One other enabler for Kenya has been the implementation of innovative financing models, such as the Managed Equipment Services (MES), designed by GE Healthcare. As one of the largest public/private risk-sharing projects of its kind in healthcare to date in Africa, Kenya’s $450m MES model is designed to provide staff and patients at the country’s public hospitals with access to the latest medical technologies, services and skills development.
The project represents a new model for healthcare infrastructure modernization in Africa, bringing together implementation partners, lenders, insurers and advisory services in the creation of a new model for risk/reward-sharing and credit underwriting for big healthcare infrastructure-project financing.
With this approach, Kenya will be able to budget healthcare expenditure over several years by deferring upfront capital outlays. This helps ensure that health budgets remain nimble, and that the Ministry of Health can continue to allocate critical funds towards the most pressing health challenges.
In February, Egypt’s Ministry of Health and the Japan International Cooperation Agency held a third seminar, with the African country looking for advice on how to to implement a UHC system of its own.
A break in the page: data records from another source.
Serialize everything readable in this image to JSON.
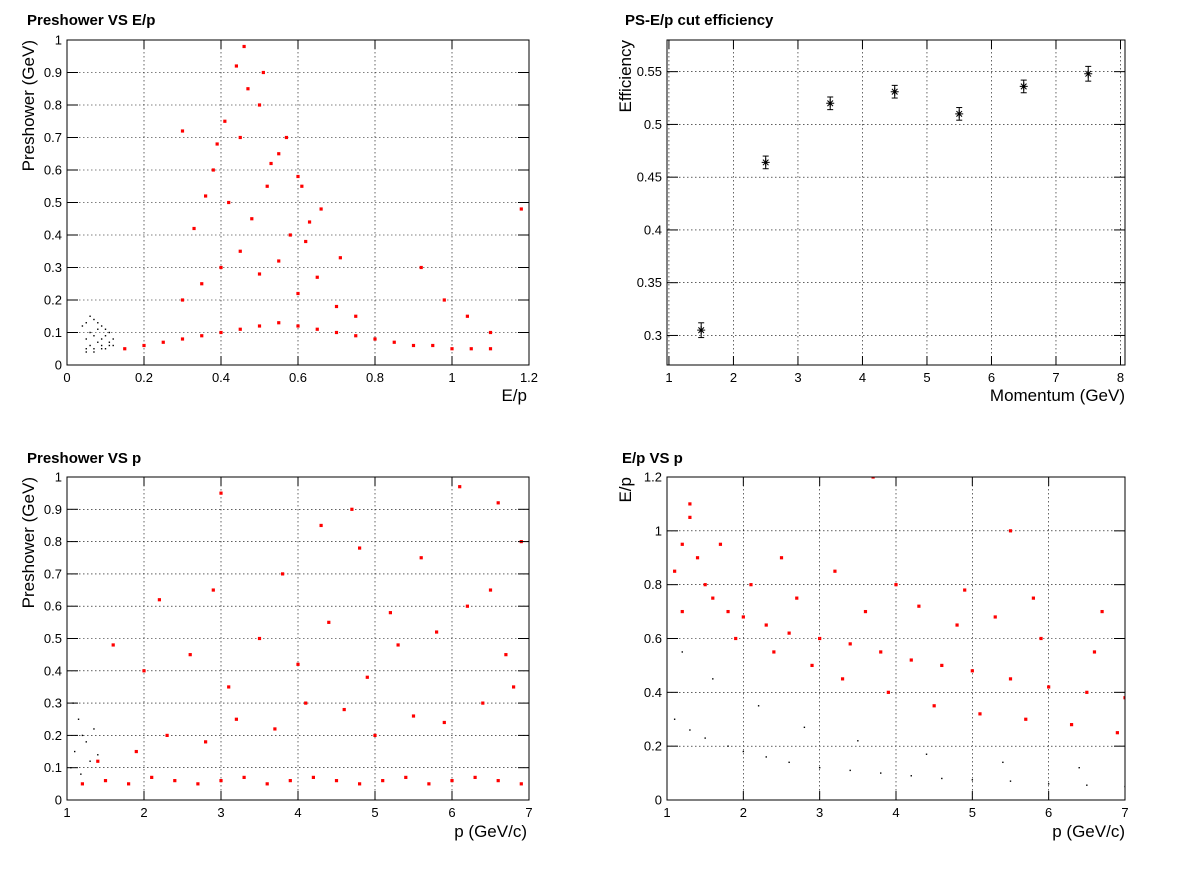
{
  "chart_data": [
    {
      "type": "scatter",
      "title": "Preshower VS E/p",
      "xlabel": "E/p",
      "ylabel": "Preshower (GeV)",
      "xlim": [
        0,
        1.2
      ],
      "ylim": [
        0,
        1
      ],
      "xticks": [
        0,
        0.2,
        0.4,
        0.6,
        0.8,
        1,
        1.2
      ],
      "xtick_labels": [
        "0",
        "0.2",
        "0.4",
        "0.6",
        "0.8",
        "1",
        "1.2"
      ],
      "yticks": [
        0,
        0.1,
        0.2,
        0.3,
        0.4,
        0.5,
        0.6,
        0.7,
        0.8,
        0.9,
        1
      ],
      "ytick_labels": [
        "0",
        "0.1",
        "0.2",
        "0.3",
        "0.4",
        "0.5",
        "0.6",
        "0.7",
        "0.8",
        "0.9",
        "1"
      ],
      "grid": true,
      "series": [
        {
          "color": "#000000",
          "marker": "dot",
          "x": [
            0.05,
            0.06,
            0.07,
            0.08,
            0.09,
            0.1,
            0.11,
            0.05,
            0.07,
            0.09,
            0.11,
            0.06,
            0.08,
            0.1,
            0.04,
            0.12,
            0.05,
            0.07,
            0.09,
            0.11,
            0.06,
            0.08,
            0.1,
            0.12,
            0.05,
            0.07,
            0.09
          ],
          "y": [
            0.05,
            0.06,
            0.05,
            0.07,
            0.06,
            0.05,
            0.06,
            0.08,
            0.09,
            0.08,
            0.07,
            0.1,
            0.11,
            0.09,
            0.12,
            0.06,
            0.13,
            0.14,
            0.12,
            0.1,
            0.15,
            0.13,
            0.11,
            0.08,
            0.04,
            0.04,
            0.05
          ]
        },
        {
          "color": "#ff0000",
          "marker": "square",
          "x": [
            0.15,
            0.2,
            0.25,
            0.3,
            0.35,
            0.4,
            0.45,
            0.5,
            0.55,
            0.6,
            0.65,
            0.7,
            0.75,
            0.8,
            0.85,
            0.9,
            0.95,
            1.0,
            1.05,
            1.1,
            0.3,
            0.35,
            0.4,
            0.45,
            0.5,
            0.55,
            0.6,
            0.65,
            0.7,
            0.75,
            0.42,
            0.48,
            0.52,
            0.58,
            0.62,
            0.38,
            0.45,
            0.55,
            0.6,
            0.5,
            0.33,
            0.41,
            0.47,
            0.53,
            0.66,
            0.71,
            0.36,
            0.44,
            0.57,
            0.63,
            0.46,
            0.51,
            0.39,
            0.61,
            0.3,
            0.92,
            0.98,
            1.04,
            1.1,
            1.18
          ],
          "y": [
            0.05,
            0.06,
            0.07,
            0.08,
            0.09,
            0.1,
            0.11,
            0.12,
            0.13,
            0.12,
            0.11,
            0.1,
            0.09,
            0.08,
            0.07,
            0.06,
            0.06,
            0.05,
            0.05,
            0.05,
            0.2,
            0.25,
            0.3,
            0.35,
            0.28,
            0.32,
            0.22,
            0.27,
            0.18,
            0.15,
            0.5,
            0.45,
            0.55,
            0.4,
            0.38,
            0.6,
            0.7,
            0.65,
            0.58,
            0.8,
            0.42,
            0.75,
            0.85,
            0.62,
            0.48,
            0.33,
            0.52,
            0.92,
            0.7,
            0.44,
            0.98,
            0.9,
            0.68,
            0.55,
            0.72,
            0.3,
            0.2,
            0.15,
            0.1,
            0.48
          ]
        }
      ]
    },
    {
      "type": "scatter",
      "title": "PS-E/p cut efficiency",
      "xlabel": "Momentum (GeV)",
      "ylabel": "Efficiency",
      "xlim": [
        0.97,
        8.07
      ],
      "ylim": [
        0.272,
        0.58
      ],
      "xticks": [
        1,
        2,
        3,
        4,
        5,
        6,
        7,
        8
      ],
      "xtick_labels": [
        "1",
        "2",
        "3",
        "4",
        "5",
        "6",
        "7",
        "8"
      ],
      "yticks": [
        0.3,
        0.35,
        0.4,
        0.45,
        0.5,
        0.55
      ],
      "ytick_labels": [
        "0.3",
        "0.35",
        "0.4",
        "0.45",
        "0.5",
        "0.55"
      ],
      "grid": true,
      "series": [
        {
          "color": "#000000",
          "marker": "star",
          "x": [
            1.5,
            2.5,
            3.5,
            4.5,
            5.5,
            6.5,
            7.5
          ],
          "y": [
            0.305,
            0.464,
            0.52,
            0.531,
            0.51,
            0.536,
            0.548
          ],
          "err": [
            0.007,
            0.006,
            0.006,
            0.006,
            0.006,
            0.006,
            0.007
          ]
        }
      ]
    },
    {
      "type": "scatter",
      "title": "Preshower VS p",
      "xlabel": "p (GeV/c)",
      "ylabel": "Preshower (GeV)",
      "xlim": [
        1,
        7
      ],
      "ylim": [
        0,
        1
      ],
      "xticks": [
        1,
        2,
        3,
        4,
        5,
        6,
        7
      ],
      "xtick_labels": [
        "1",
        "2",
        "3",
        "4",
        "5",
        "6",
        "7"
      ],
      "yticks": [
        0,
        0.1,
        0.2,
        0.3,
        0.4,
        0.5,
        0.6,
        0.7,
        0.8,
        0.9,
        1
      ],
      "ytick_labels": [
        "0",
        "0.1",
        "0.2",
        "0.3",
        "0.4",
        "0.5",
        "0.6",
        "0.7",
        "0.8",
        "0.9",
        "1"
      ],
      "grid": true,
      "series": [
        {
          "color": "#000000",
          "marker": "dot",
          "x": [
            1.05,
            1.1,
            1.2,
            1.3,
            1.15,
            1.25,
            1.08,
            1.18,
            1.35,
            1.4
          ],
          "y": [
            0.1,
            0.15,
            0.2,
            0.12,
            0.25,
            0.18,
            0.3,
            0.08,
            0.22,
            0.14
          ]
        },
        {
          "color": "#ff0000",
          "marker": "square",
          "x": [
            1.2,
            1.5,
            1.8,
            2.1,
            2.4,
            2.7,
            3.0,
            3.3,
            3.6,
            3.9,
            4.2,
            4.5,
            4.8,
            5.1,
            5.4,
            5.7,
            6.0,
            6.3,
            6.6,
            6.9,
            1.4,
            1.9,
            2.3,
            2.8,
            3.2,
            3.7,
            4.1,
            4.6,
            5.0,
            5.5,
            5.9,
            6.4,
            6.8,
            2.0,
            2.6,
            3.1,
            3.5,
            4.0,
            4.4,
            4.9,
            5.3,
            5.8,
            6.2,
            6.7,
            3.0,
            4.3,
            5.6,
            6.5,
            6.9,
            2.2,
            3.8,
            4.7,
            5.2,
            6.1,
            1.6,
            2.9,
            4.8,
            6.6
          ],
          "y": [
            0.05,
            0.06,
            0.05,
            0.07,
            0.06,
            0.05,
            0.06,
            0.07,
            0.05,
            0.06,
            0.07,
            0.06,
            0.05,
            0.06,
            0.07,
            0.05,
            0.06,
            0.07,
            0.06,
            0.05,
            0.12,
            0.15,
            0.2,
            0.18,
            0.25,
            0.22,
            0.3,
            0.28,
            0.2,
            0.26,
            0.24,
            0.3,
            0.35,
            0.4,
            0.45,
            0.35,
            0.5,
            0.42,
            0.55,
            0.38,
            0.48,
            0.52,
            0.6,
            0.45,
            0.95,
            0.85,
            0.75,
            0.65,
            0.8,
            0.62,
            0.7,
            0.9,
            0.58,
            0.97,
            0.48,
            0.65,
            0.78,
            0.92
          ]
        }
      ]
    },
    {
      "type": "scatter",
      "title": "E/p VS p",
      "xlabel": "p (GeV/c)",
      "ylabel": "E/p",
      "xlim": [
        1,
        7
      ],
      "ylim": [
        0,
        1.2
      ],
      "xticks": [
        1,
        2,
        3,
        4,
        5,
        6,
        7
      ],
      "xtick_labels": [
        "1",
        "2",
        "3",
        "4",
        "5",
        "6",
        "7"
      ],
      "yticks": [
        0,
        0.2,
        0.4,
        0.6,
        0.8,
        1,
        1.2
      ],
      "ytick_labels": [
        "0",
        "0.2",
        "0.4",
        "0.6",
        "0.8",
        "1",
        "1.2"
      ],
      "grid": true,
      "series": [
        {
          "color": "#000000",
          "marker": "dot",
          "x": [
            1.1,
            1.3,
            1.5,
            1.8,
            2.0,
            2.3,
            2.6,
            3.0,
            3.4,
            3.8,
            4.2,
            4.6,
            5.0,
            5.5,
            6.0,
            6.5,
            7.0,
            1.2,
            1.6,
            2.2,
            2.8,
            3.5,
            4.4,
            5.4,
            6.4
          ],
          "y": [
            0.3,
            0.26,
            0.23,
            0.2,
            0.18,
            0.16,
            0.14,
            0.12,
            0.11,
            0.1,
            0.09,
            0.08,
            0.075,
            0.07,
            0.06,
            0.055,
            0.05,
            0.55,
            0.45,
            0.35,
            0.27,
            0.22,
            0.17,
            0.14,
            0.12
          ]
        },
        {
          "color": "#ff0000",
          "marker": "square",
          "x": [
            1.1,
            1.2,
            1.3,
            1.4,
            1.6,
            1.8,
            2.0,
            2.3,
            2.6,
            3.0,
            3.4,
            3.8,
            4.2,
            4.6,
            5.0,
            5.5,
            6.0,
            6.5,
            7.0,
            1.2,
            1.5,
            1.9,
            2.4,
            2.9,
            3.3,
            3.9,
            4.5,
            5.1,
            5.7,
            6.3,
            6.9,
            2.1,
            2.7,
            3.6,
            4.3,
            4.8,
            5.3,
            5.9,
            6.6,
            1.3,
            1.7,
            2.5,
            3.2,
            4.0,
            4.9,
            5.8,
            6.7,
            3.7,
            5.5
          ],
          "y": [
            0.85,
            0.95,
            1.05,
            0.9,
            0.75,
            0.7,
            0.68,
            0.65,
            0.62,
            0.6,
            0.58,
            0.55,
            0.52,
            0.5,
            0.48,
            0.45,
            0.42,
            0.4,
            0.38,
            0.7,
            0.8,
            0.6,
            0.55,
            0.5,
            0.45,
            0.4,
            0.35,
            0.32,
            0.3,
            0.28,
            0.25,
            0.8,
            0.75,
            0.7,
            0.72,
            0.65,
            0.68,
            0.6,
            0.55,
            1.1,
            0.95,
            0.9,
            0.85,
            0.8,
            0.78,
            0.75,
            0.7,
            1.2,
            1.0
          ]
        }
      ]
    }
  ]
}
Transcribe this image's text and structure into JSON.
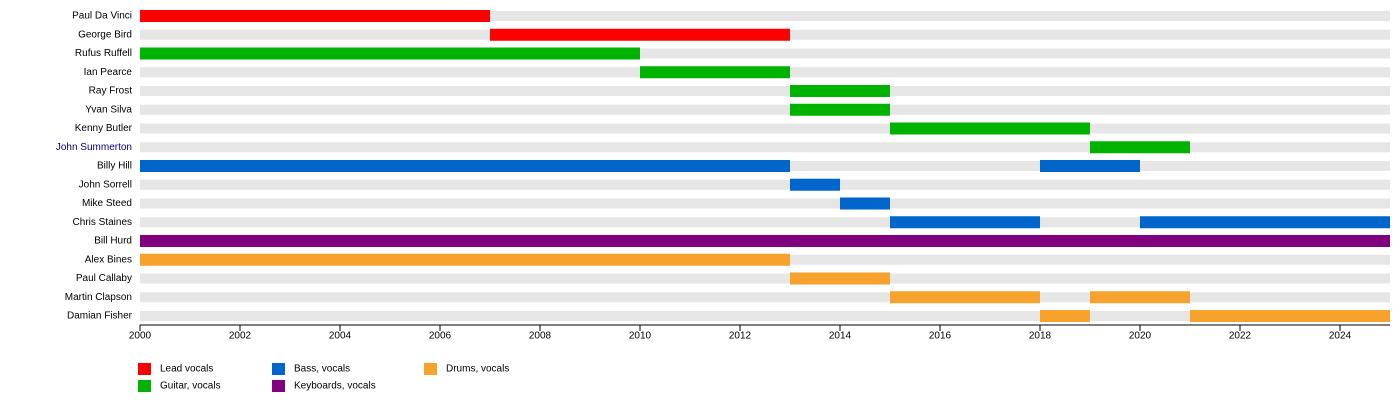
{
  "chart_data": {
    "type": "timeline",
    "series": [
      {
        "name": "Lead vocals",
        "color": "#ff0000"
      },
      {
        "name": "Guitar, vocals",
        "color": "#00b300"
      },
      {
        "name": "Bass, vocals",
        "color": "#0066cc"
      },
      {
        "name": "Keyboards, vocals",
        "color": "#800080"
      },
      {
        "name": "Drums, vocals",
        "color": "#f7a22c"
      }
    ],
    "rows": [
      {
        "name": "Paul Da Vinci",
        "periods": [
          {
            "series": 0,
            "start": 2000,
            "end": 2007
          }
        ]
      },
      {
        "name": "George Bird",
        "periods": [
          {
            "series": 0,
            "start": 2007,
            "end": 2013
          }
        ]
      },
      {
        "name": "Rufus Ruffell",
        "periods": [
          {
            "series": 1,
            "start": 2000,
            "end": 2010
          }
        ]
      },
      {
        "name": "Ian Pearce",
        "periods": [
          {
            "series": 1,
            "start": 2010,
            "end": 2013
          }
        ]
      },
      {
        "name": "Ray Frost",
        "periods": [
          {
            "series": 1,
            "start": 2013,
            "end": 2015
          }
        ]
      },
      {
        "name": "Yvan Silva",
        "periods": [
          {
            "series": 1,
            "start": 2013,
            "end": 2015
          }
        ]
      },
      {
        "name": "Kenny Butler",
        "periods": [
          {
            "series": 1,
            "start": 2015,
            "end": 2019
          }
        ]
      },
      {
        "name": "John Summerton",
        "link": true,
        "periods": [
          {
            "series": 1,
            "start": 2019,
            "end": 2021
          }
        ]
      },
      {
        "name": "Billy Hill",
        "periods": [
          {
            "series": 2,
            "start": 2000,
            "end": 2013
          },
          {
            "series": 2,
            "start": 2018,
            "end": 2020
          }
        ]
      },
      {
        "name": "John Sorrell",
        "periods": [
          {
            "series": 2,
            "start": 2013,
            "end": 2014
          }
        ]
      },
      {
        "name": "Mike Steed",
        "periods": [
          {
            "series": 2,
            "start": 2014,
            "end": 2015
          }
        ]
      },
      {
        "name": "Chris Staines",
        "periods": [
          {
            "series": 2,
            "start": 2015,
            "end": 2018
          },
          {
            "series": 2,
            "start": 2020,
            "end": 2025
          }
        ]
      },
      {
        "name": "Bill Hurd",
        "periods": [
          {
            "series": 3,
            "start": 2000,
            "end": 2025
          }
        ]
      },
      {
        "name": "Alex Bines",
        "periods": [
          {
            "series": 4,
            "start": 2000,
            "end": 2013
          }
        ]
      },
      {
        "name": "Paul Callaby",
        "periods": [
          {
            "series": 4,
            "start": 2013,
            "end": 2015
          }
        ]
      },
      {
        "name": "Martin Clapson",
        "periods": [
          {
            "series": 4,
            "start": 2015,
            "end": 2018
          },
          {
            "series": 4,
            "start": 2019,
            "end": 2021
          }
        ]
      },
      {
        "name": "Damian Fisher",
        "periods": [
          {
            "series": 4,
            "start": 2018,
            "end": 2019
          },
          {
            "series": 4,
            "start": 2021,
            "end": 2025
          }
        ]
      }
    ],
    "xlim": [
      2000,
      2025
    ],
    "xticks": [
      2000,
      2002,
      2004,
      2006,
      2008,
      2010,
      2012,
      2014,
      2016,
      2018,
      2020,
      2022,
      2024
    ]
  }
}
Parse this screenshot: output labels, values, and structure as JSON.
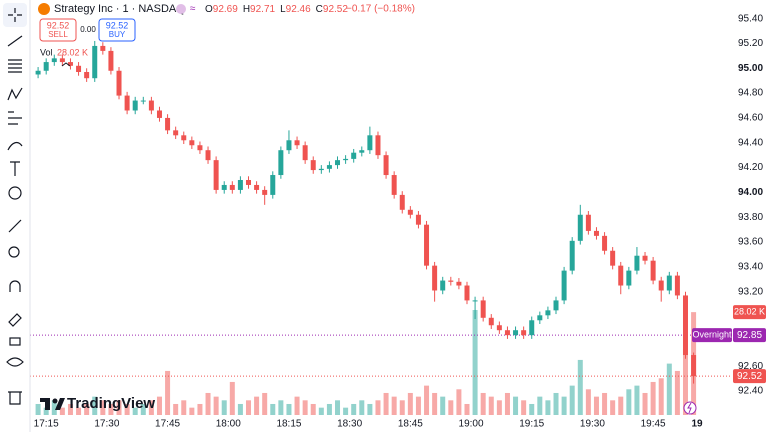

The seminar explored Egypt’s new health insurance law, with discussion on obstacles to UHC implementation and how to overcome them. A country like Japan, which achieved universal health-insurance coverage in 1961, can provide invaluable insight on aspects such as equity in access and the requirement for ongoing adjustments. In Japan, for instance, concerns over an ageing population have forced the restructuring of healthcare and establishment of a fund for the elderly.
There is no one-size-fits-all approach to achieving UHC, and all countries must make progress towards the UN’s goal in their own way. However, partnerships and knowledge-sharing are proving themselves to be great great pathways towards helping countries learn and avoid common pitfalls on their road to health coverage for all.